The law in the area of transparency in the Family Court has been considered in two recent Court of Appeal judgments: Newman v Southampton City Council [2021] 1 WLR 2900 and Tickle v Griffiths [2021] EWCA Civ 1882.
The importance of, and the move towards, greater transparency in the family justice system over recent years is recorded in Newman between [14] and [19] and does not need to be repeated here.
In Newman the specific issue was whether Ms Newman could have access to documents relating to concluded care and placement applications. The Court held that Roberts J had conducted an appropriate Article 8 and Article 10 balancing exercise in determining that the applicant (a journalist) could only have limited access to some of the documentation, see [85]-[86].
In Griffiths v Tickle [2021] EWCA Civ 1882, the Court of Appeal considered the circumstances in which a judgment involving a finding of rape and domestic abuse could be published, with the names of the parties given, even though this would inevitably give rise to some ability to identify the child.
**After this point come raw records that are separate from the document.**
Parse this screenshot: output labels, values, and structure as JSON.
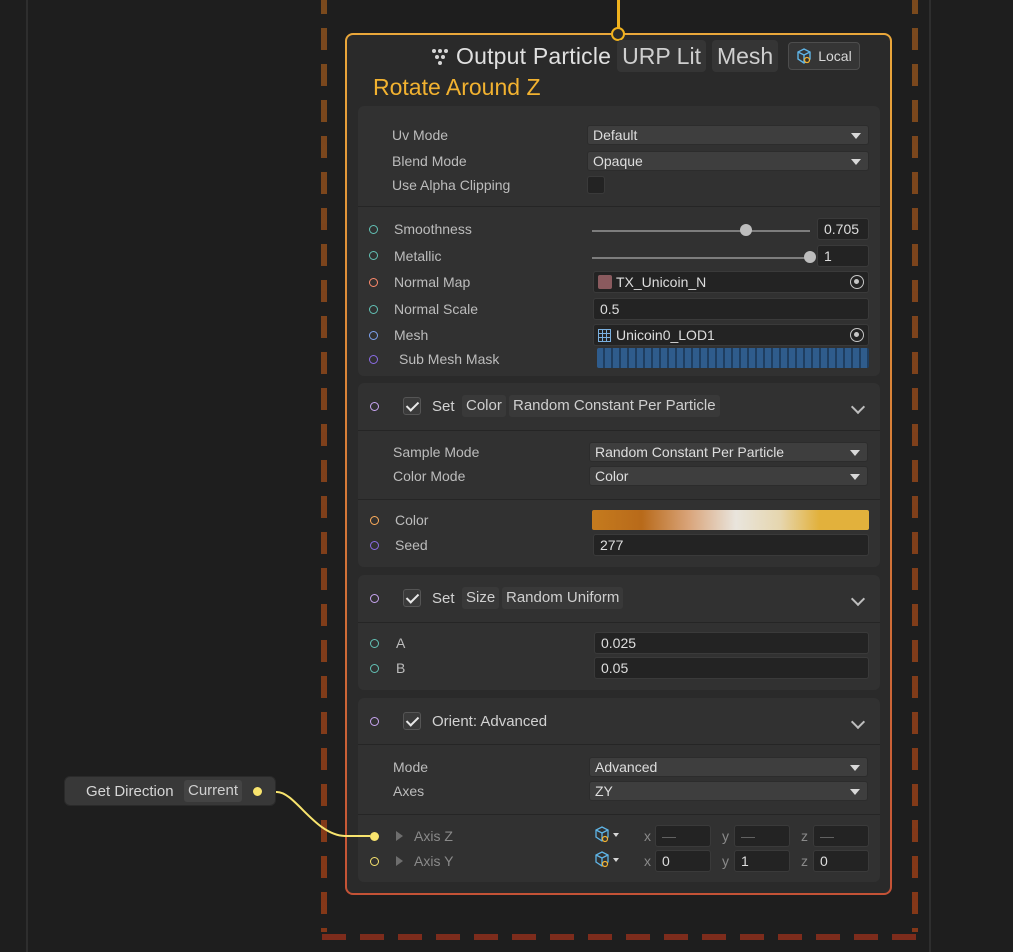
{
  "context": {
    "title": "Output Particle",
    "tags": [
      "URP Lit",
      "Mesh"
    ],
    "space_label": "Local",
    "subtitle": "Rotate Around Z"
  },
  "settings": {
    "uv_mode": {
      "label": "Uv Mode",
      "value": "Default"
    },
    "blend_mode": {
      "label": "Blend Mode",
      "value": "Opaque"
    },
    "alpha_clip": {
      "label": "Use Alpha Clipping",
      "checked": false
    }
  },
  "properties": {
    "smoothness": {
      "label": "Smoothness",
      "value": "0.705",
      "fraction": 0.705
    },
    "metallic": {
      "label": "Metallic",
      "value": "1",
      "fraction": 1
    },
    "normal_map": {
      "label": "Normal Map",
      "value": "TX_Unicoin_N"
    },
    "normal_scale": {
      "label": "Normal Scale",
      "value": "0.5"
    },
    "mesh": {
      "label": "Mesh",
      "value": "Unicoin0_LOD1"
    },
    "sub_mesh_mask": {
      "label": "Sub Mesh Mask"
    }
  },
  "set_color": {
    "words": [
      "Set",
      "Color"
    ],
    "mode_tag": "Random Constant Per Particle",
    "sample_mode": {
      "label": "Sample Mode",
      "value": "Random Constant Per Particle"
    },
    "color_mode": {
      "label": "Color Mode",
      "value": "Color"
    },
    "color": {
      "label": "Color"
    },
    "seed": {
      "label": "Seed",
      "value": "277"
    }
  },
  "set_size": {
    "words": [
      "Set",
      "Size"
    ],
    "mode_tag": "Random Uniform",
    "a": {
      "label": "A",
      "value": "0.025"
    },
    "b": {
      "label": "B",
      "value": "0.05"
    }
  },
  "orient": {
    "title": "Orient: Advanced",
    "mode": {
      "label": "Mode",
      "value": "Advanced"
    },
    "axes": {
      "label": "Axes",
      "value": "ZY"
    },
    "axis_z": {
      "label": "Axis Z",
      "x": "—",
      "y": "—",
      "z": "—"
    },
    "axis_y": {
      "label": "Axis Y",
      "x": "0",
      "y": "1",
      "z": "0"
    },
    "comp_labels": [
      "x",
      "y",
      "z"
    ]
  },
  "get_direction": {
    "label": "Get Direction",
    "tag": "Current"
  },
  "colors": {
    "port_cyan": "#63c2b6",
    "port_orange": "#ff8a6c",
    "port_blue": "#7ea3f0",
    "port_purple": "#8b6ce6",
    "port_pink": "#c9a6f2",
    "port_yellow": "#f8e46e",
    "accent": "#f2b230"
  }
}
There is a very careful analysis of the caselaw and the principles to be applied, and much of what is said in that case is of relevance here. One aspect of Griffiths v Tickle which does not emerge from the other cases is the right of the mother to tell her own story:
The right to freedom of expression, protected by Article 10 of the Convention, encompasses a right to speak to others, including the public at large, about the events and experiences of one's private and family life. As Munby J (as he then was) pointed out in Re Angela Roddy [2003] EWHC 2927 (Fam), [2004] EMLR 8 [35-36] this is also a facet of the right to respect for private and family life:
"… amongst the rights protected by Article 8 … is the right, as a human being, to share with others – and, if one so chooses, with the world at large – one's own story…".”
The Court of Appeal endorsed my decision at first instance to allow the fact finding judgment to be published. In respect of the issue of the mother’s right to tell her own story the Court said:
The Judge's approach to the mother's right to tell her story was firmly grounded in principle and authority. Lieven J may, if anything, have slightly undervalued this aspect of the case.”
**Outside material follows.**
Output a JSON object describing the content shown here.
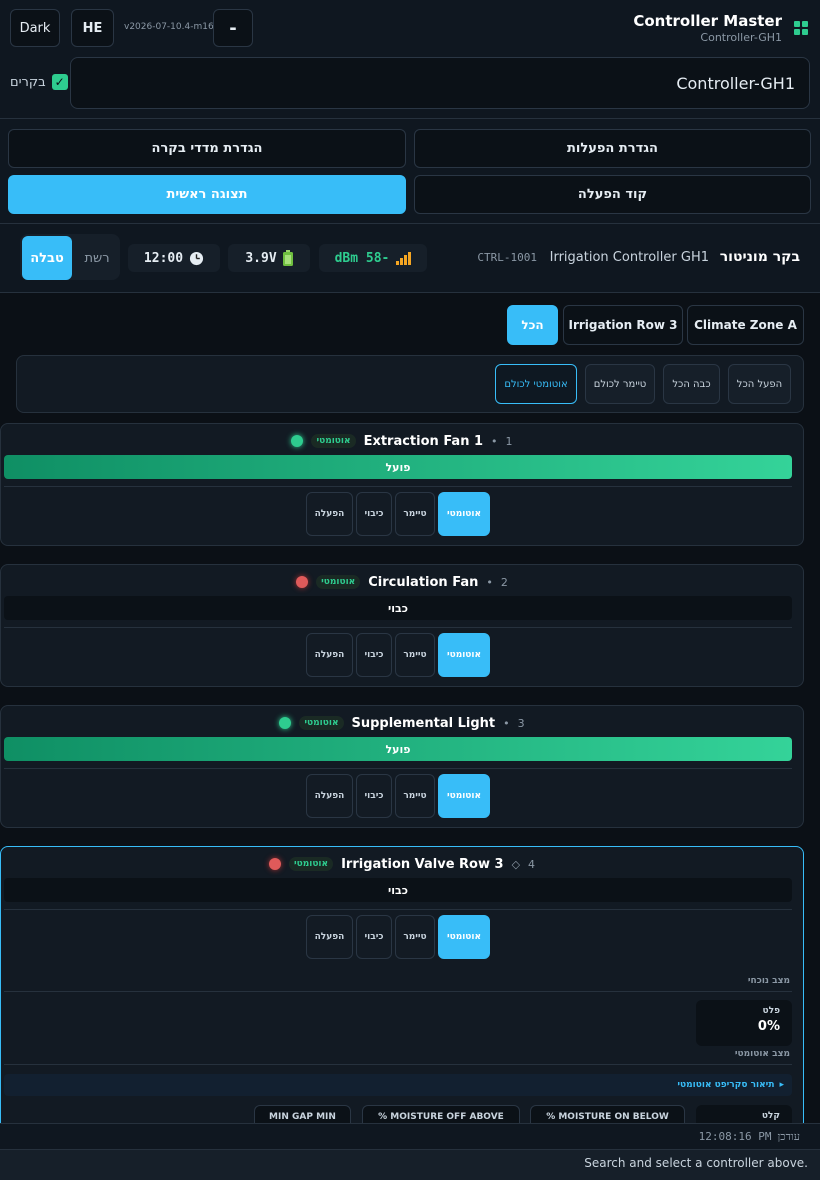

At [71] the Court set out the approach that should be adopted when carrying out the balance in applications such as this:
The critical question, therefore, is whether the best interests of the child, treated as a primary consideration, are weighty enough to justify maintaining that fetter, during the course of the proceedings under s 97(2) Children Act, and indefinitely as a consequence of s 12 AJA. Put another way, do the child's best interests make it necessary and proportionate to impose those restrictions on the Article 8 and 10 rights relied on by the applicants and the mother? On the unusual facts of this case, given the age of the child and all the other circumstances identified by the Judge, the Guardian's expert assessment was that the answer was no. The Judge agreed, and so do we.”
The following principles can be extracted from the caselaw.
Firstly, neither Article takes precedence over the other, but the Court must undertake an “intense focus” on how the competing rights apply in the particular case; Re S at [17].
Secondly, the child’s interests, whilst neither paramount not determinative, are a “major factor” and “very important”; Re Webster at [56]. The child’s interests should be considered first though they can be outweighed by the cumulative effect of other factors; ZH (Tanzania) v Secretary of State for the Home Department [2011] 2 AC 166 at [33].
Thirdly, the Court should not treat it as inevitable that publicity would have an adverse impact on children. In each case the impact must be assessed by reference to the evidence before the Court rather than to any presumption of harm; Clayton v Clayton [2007] 1 FLR 11 at [51]. Although I note Lady Hale in PJS v News Group [2016] UKSC 26 emphasising that children have their own privacy rights independent of those of their parents.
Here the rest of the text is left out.